Our recent paper (2025) has been published in Nature Communications by Springer Nature Publishing!
S. Cheng*, H. Navarro*, Z. Wang, X. Li, J. Kaur, A. Pofelski, Q. Meng, C. Zhou, C. Chen, M. P. M. Dean, M. Liu, A. C. Basaran, M. Rozenberg, S. P. Ong, I. K. Schuller, Y. Zhu, Purely electronic insulator-metal transition in rutile VO2. Nature Communications 16, 5444 (2025). *equally contribution. Article Link.
Volatile resistive switching in neuromorphic computing can be tuned by external stimuli such as temperature or electric-field. However, this type of switching is generally coupled to structural changes, resulting in slower reaction speed and higher energy consumption when incorporated into an electronic device. The vanadium dioxide (VO2), which has near room temperature metal-insulator transition (MIT), is an archetypical volatile resistive switching system. Here, we demonstrate an isostructural MIT in an ultrathin VO2 film capped with a photoconductive cadmium sulfide (CdS) layer. Transmission electron microscopy, resistivity experiments, and first-principles calculations show that the hole carriers induced by CdS photovoltaic effect are driving the MIT in rutile VO2. The insulating-rutile VO2 phase has been proved and can remain stable for hours. Our finding provides a new approach to produce purely electronically driven MIT in VO2, and widens its applications in fast-response, low-energy neuromorphic devices.
Our recent paper (2022) has been selected as an Editor’s Suggestion by American Physical Society Publishing!
R. Rocco, J. del Valle, H. Navarro, P. Salev, I. K. Schuller, M. Rozenberg, Exponential Escape Rate of Filamentary Incubation in Mott Spiking Neurons. Physical Review Applied 17, 024028 (2022). Article Link.
Our recent paper (2021) has been selected as an Editor’s Pick and featured on the cover of the April issue by American Institute of Physics Publishing!
H. Navarro, J. d. Valle, Y. Kalcheim, N. M. Vargas, C. Adda, M.-H. Lee, P. Lapa, A. Rivera-Calzada, I. A. Zaluzhnyy, E. Qiu, O. Shpyrko, M. Rozenberg, A. Frano, I. K. Schuller, A hybrid optoelectronic Mott insulator. Applied Physics Letters 118, 141901 (2021). Article Link.

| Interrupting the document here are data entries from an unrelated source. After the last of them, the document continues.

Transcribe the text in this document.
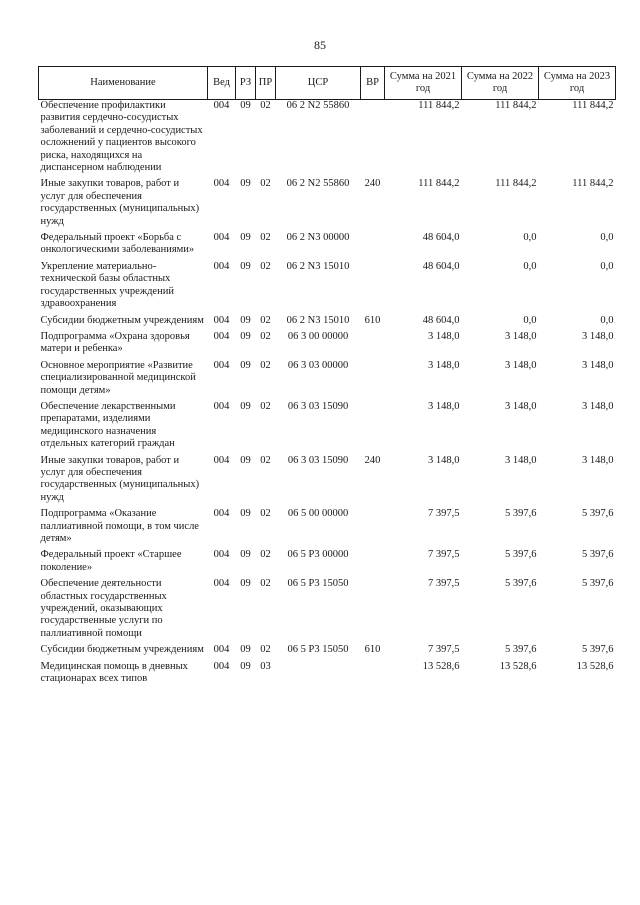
85
Наименование	Вед	РЗ	ПР	ЦСР	ВР	Сумма на 2021 год	Сумма на 2022 год	Сумма на 2023 год
Обеспечение профилактики развития сердечно-сосудистых заболеваний и сердечно-сосудистых осложнений у пациентов высокого риска, находящихся на диспансерном наблюдении	004	09	02	06 2 N2 55860		111 844,2	111 844,2	111 844,2
Иные закупки товаров, работ и услуг для обеспечения государственных (муниципальных) нужд	004	09	02	06 2 N2 55860	240	111 844,2	111 844,2	111 844,2
Федеральный проект «Борьба с онкологическими заболеваниями»	004	09	02	06 2 N3 00000		48 604,0	0,0	0,0
Укрепление материально-технической базы областных государственных учреждений здравоохранения	004	09	02	06 2 N3 15010		48 604,0	0,0	0,0
Субсидии бюджетным учреждениям	004	09	02	06 2 N3 15010	610	48 604,0	0,0	0,0
Подпрограмма «Охрана здоровья матери и ребенка»	004	09	02	06 3 00 00000		3 148,0	3 148,0	3 148,0
Основное мероприятие «Развитие специализированной медицинской помощи детям»	004	09	02	06 3 03 00000		3 148,0	3 148,0	3 148,0
Обеспечение лекарственными препаратами, изделиями медицинского назначения отдельных категорий граждан	004	09	02	06 3 03 15090		3 148,0	3 148,0	3 148,0
Иные закупки товаров, работ и услуг для обеспечения государственных (муниципальных) нужд	004	09	02	06 3 03 15090	240	3 148,0	3 148,0	3 148,0
Подпрограмма «Оказание паллиативной помощи, в том числе детям»	004	09	02	06 5 00 00000		7 397,5	5 397,6	5 397,6
Федеральный проект «Старшее поколение»	004	09	02	06 5 P3 00000		7 397,5	5 397,6	5 397,6
Обеспечение деятельности областных государственных учреждений, оказывающих государственные услуги по паллиативной помощи	004	09	02	06 5 P3 15050		7 397,5	5 397,6	5 397,6
Субсидии бюджетным учреждениям	004	09	02	06 5 P3 15050	610	7 397,5	5 397,6	5 397,6
Медицинская помощь в дневных стационарах всех типов	004	09	03			13 528,6	13 528,6	13 528,6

The coupling of electronic degrees of freedom in materials to create “hybridized functionalities” is a holy grail of modern condensed matter physics that may produce versatile mechanisms of control. Correlated electron systems often exhibit coupled degrees of freedom with a high degree of tunability which sometimes lead to hybridized functionalities based on external stimuli. However, the mechanisms of tunability and the sensitivity to external stimuli are determined by intrinsic material properties which are not always controllable. A Mott metal-insulator transition (MIT) is technologically attractive due to the large changes in resistance, tunable by doping, strain, electric fields, and orbital occupancy but not, in and of itself, controllable with light. Here, an alternate approach is presented to produce optical functionalities using a properly engineered photoconductor/strongly correlated hybrid heterostructure. This approach combines a photoconductor, which does not exhibit an MIT, with a strongly correlated oxide, which is not photoconducting. Due to the intimate proximity between the two materials, the heterostructure exhibits giant volatile and nonvolatile, photoinduced resistivity changes with substantial shifts in the MIT transition temperatures. This approach can be extended to other judicious combinations of strongly correlated materials.